Physiognomy’s emphasis on the superiority of small, delicate features undoubtedly influenced the approach of many surgeons to rhinoplasty. It was decades before surgeons finally realized that a blueprint operation would not do and that the nose had to be harmonious with the face to which it was attached. It was in fact revolutionary when some of the most accomplished surgeons started to teach others that it was often necessary to add tissue in a cosmetic rhinoplasty rather than simply to reduce and narrow the nose.

On a broader scale physical beauty becomes social and economic currency. Physical attractiveness enhances a person’s appeal in all kinds of social relationships. In historical and present-day cultures where women are dependent on men for economic survival, a woman’s beauty enhances her value in the marriage market.

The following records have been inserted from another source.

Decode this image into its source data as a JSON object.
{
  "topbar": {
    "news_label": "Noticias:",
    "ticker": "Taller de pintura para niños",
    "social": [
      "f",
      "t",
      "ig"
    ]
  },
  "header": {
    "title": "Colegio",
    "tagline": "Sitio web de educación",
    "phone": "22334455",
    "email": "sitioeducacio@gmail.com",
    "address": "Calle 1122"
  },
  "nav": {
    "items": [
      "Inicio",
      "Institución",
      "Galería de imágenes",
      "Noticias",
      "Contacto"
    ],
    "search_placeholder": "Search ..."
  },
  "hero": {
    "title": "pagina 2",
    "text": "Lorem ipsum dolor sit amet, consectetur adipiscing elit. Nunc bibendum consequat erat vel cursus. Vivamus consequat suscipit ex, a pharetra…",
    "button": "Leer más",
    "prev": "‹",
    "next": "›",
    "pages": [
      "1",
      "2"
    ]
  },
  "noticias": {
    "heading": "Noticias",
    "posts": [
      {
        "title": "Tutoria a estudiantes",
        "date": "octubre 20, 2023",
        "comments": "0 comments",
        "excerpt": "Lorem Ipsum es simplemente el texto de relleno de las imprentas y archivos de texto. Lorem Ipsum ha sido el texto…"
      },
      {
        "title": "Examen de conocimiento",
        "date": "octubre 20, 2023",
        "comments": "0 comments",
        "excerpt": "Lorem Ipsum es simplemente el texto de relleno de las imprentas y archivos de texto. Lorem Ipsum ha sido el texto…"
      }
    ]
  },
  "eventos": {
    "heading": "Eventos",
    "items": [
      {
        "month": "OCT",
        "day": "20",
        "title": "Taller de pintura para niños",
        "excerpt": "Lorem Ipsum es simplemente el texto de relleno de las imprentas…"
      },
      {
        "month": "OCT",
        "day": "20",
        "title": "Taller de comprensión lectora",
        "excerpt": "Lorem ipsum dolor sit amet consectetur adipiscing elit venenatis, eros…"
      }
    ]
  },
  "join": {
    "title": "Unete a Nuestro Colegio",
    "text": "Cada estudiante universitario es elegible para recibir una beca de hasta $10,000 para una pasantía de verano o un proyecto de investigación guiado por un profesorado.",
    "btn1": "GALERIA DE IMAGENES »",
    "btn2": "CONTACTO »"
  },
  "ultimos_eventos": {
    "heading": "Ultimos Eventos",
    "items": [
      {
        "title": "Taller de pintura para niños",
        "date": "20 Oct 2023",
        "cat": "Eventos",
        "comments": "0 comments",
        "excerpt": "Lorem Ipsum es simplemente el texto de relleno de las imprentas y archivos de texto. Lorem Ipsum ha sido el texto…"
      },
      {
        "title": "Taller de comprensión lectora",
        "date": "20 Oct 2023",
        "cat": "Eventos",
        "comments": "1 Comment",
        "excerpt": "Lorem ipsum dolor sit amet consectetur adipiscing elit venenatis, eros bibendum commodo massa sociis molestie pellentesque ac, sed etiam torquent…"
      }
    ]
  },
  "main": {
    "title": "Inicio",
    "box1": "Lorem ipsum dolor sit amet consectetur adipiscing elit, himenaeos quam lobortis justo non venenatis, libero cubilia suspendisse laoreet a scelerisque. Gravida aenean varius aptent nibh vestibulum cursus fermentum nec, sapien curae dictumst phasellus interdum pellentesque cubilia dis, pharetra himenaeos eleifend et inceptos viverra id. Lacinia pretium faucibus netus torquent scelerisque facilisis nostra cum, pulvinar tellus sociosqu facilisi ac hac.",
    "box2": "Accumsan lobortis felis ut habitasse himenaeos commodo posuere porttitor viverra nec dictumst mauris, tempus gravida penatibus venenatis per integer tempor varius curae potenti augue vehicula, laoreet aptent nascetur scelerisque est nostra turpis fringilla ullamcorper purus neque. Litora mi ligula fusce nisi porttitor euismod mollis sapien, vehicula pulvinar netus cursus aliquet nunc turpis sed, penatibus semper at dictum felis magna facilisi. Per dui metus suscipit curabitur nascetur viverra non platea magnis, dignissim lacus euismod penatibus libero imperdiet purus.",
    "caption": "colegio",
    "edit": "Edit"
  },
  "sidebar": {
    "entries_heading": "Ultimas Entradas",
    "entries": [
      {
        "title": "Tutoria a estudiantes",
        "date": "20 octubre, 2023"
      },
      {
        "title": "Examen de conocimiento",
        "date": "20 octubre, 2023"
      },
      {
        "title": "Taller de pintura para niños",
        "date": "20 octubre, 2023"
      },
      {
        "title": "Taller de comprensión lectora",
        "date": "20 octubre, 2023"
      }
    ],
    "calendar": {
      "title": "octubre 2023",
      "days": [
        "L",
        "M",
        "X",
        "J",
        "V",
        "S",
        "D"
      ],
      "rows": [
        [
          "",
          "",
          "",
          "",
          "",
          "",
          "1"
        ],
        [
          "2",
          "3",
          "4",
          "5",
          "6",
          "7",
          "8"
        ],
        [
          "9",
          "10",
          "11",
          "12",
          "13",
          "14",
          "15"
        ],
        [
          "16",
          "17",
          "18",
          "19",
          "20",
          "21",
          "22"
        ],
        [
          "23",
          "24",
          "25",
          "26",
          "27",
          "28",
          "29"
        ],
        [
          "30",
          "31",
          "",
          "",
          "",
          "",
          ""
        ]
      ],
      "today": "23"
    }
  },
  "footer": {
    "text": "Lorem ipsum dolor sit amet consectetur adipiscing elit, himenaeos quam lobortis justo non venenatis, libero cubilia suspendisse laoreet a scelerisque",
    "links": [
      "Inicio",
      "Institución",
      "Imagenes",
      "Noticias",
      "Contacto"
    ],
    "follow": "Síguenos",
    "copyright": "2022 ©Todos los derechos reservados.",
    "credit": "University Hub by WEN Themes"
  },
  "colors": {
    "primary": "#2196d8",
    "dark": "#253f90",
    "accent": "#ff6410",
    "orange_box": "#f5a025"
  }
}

Physical beauty and fashion used to be concerns mainly of the upper classes. A servant who was caught trying to look fashionable might be punished for overstepping her “place” or perhaps for appearing to mock her superiors.

The industrialization and social forces that swept America at the turn of the twentieth century changed the social hierarchy of beauty. Widespread dissemination of images of beauty and feminine ideals ultimately democratized beauty and brought hairstyling and makeup advice to the masses. The “beauty parlor” era had begun. Beauty shops sprang up in back rooms and tiny storefronts everywhere; these small businesses brought women of all ages out of their homes to a place where anyone could get a professional manicure or “hairdo.”

Fabrics became affordable, pattern companies published the latest styles, and women could make fashionable clothes that previously would have been affordable only to the rich. Women could even consider cosmetic surgery. No longer was beauty and glamour the privilege only of the wealthy. Anyone could get a makeover.